Arnold’s use of Faraday is the ancestor of all the polls those tedious conservative commentators are always brandishing telling us how many scientists believe in God, and how many believe in Tinkerbell. Of course, these polls depend upon a very liberal interpretation of scientist, such that the coach who teaches industrial arts in high school gets in on the set on equal footing with Richard Dawkins. The more interesting thing, to me, is that Arnold’s hint that Darwin was a bit of an unbeliever did not influence the Westminister Abbey scene. The mover of that scene was a popular Anglican divine, Arthur Stanley. Stanley’s type has since become the joy of satiric novelists like Waugh. He is ecumenical to a fault. This is from White:

Stanley’s vision of a broad Anglican culture was announced in a sermon preached in 1865 on the 800th anniversary of the foundation of the Abbey by King Edward the Confessor. Its pavement and walls, Stanley declared, refl ected the interests of the commonwealth throughout its stages, with “Roman, Puritan, Non-conformist ... [and] doubting sceptic hard by the enthusiastic believer ... opposing parties both in Church and State co-existing, neutralising, counteracting, completing each other, neither by the other subdued, each by the other endured.... Here, at least, all Englishmen may forget their differences, and feel for the moment as one family gathered round the same Christmas hearth”. The representation of men of science in this pantheon was substantially increased during Stanley’s offi ce, with the interment of John Herschel, Lyell, and Darwin, among others. The suggestion of a Darwin memorial had apparently been made by Farrar, who described having broached the subject with Huxley and William Spottiswoode at the Athenaeum, and who assured Huxley “that we clergy [are] not all so bigoted as he supposed”. Farrar consulted with Stanley on the
matter, preached the funeral sermon at the nave service, and served as one of the pallbearers, along with Lubbock, Huxley, Wallace, Hooker, Spottiswoode, and others.

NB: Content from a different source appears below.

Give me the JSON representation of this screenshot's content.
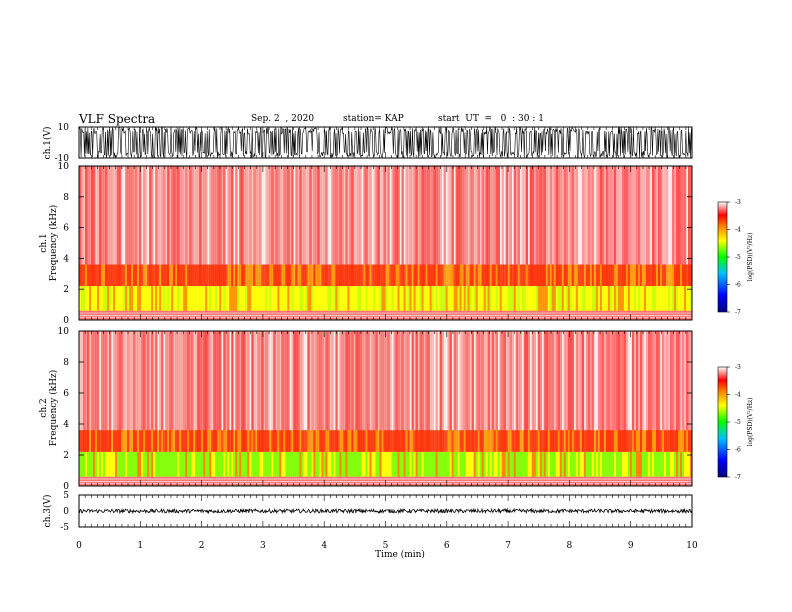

In Historical memorials of Westminster Abbey, Stanley described individual shrines of the great and the good, with chapters on the Ladies of the Tudor Court, Modern Statesmen, Philanthropists, Poets, Theologians, Men of Letters, and Men of Science.
Of the latter, Stanley remarked that, because of the slow, gradual growth of science in England, it had no special place in the Abbey but rather “penetrated promiscuously into every part, much in the same way as it [had] imperceptibly influenced all our
social and literary relations elsewhere.”

For all the ridicule Stanley type has attracted, the religious ceremony over the man who destroyed, once and for all, the credibility of the divine creation of man seems to LI to be a pretty good compromise. The Dover burgers are right.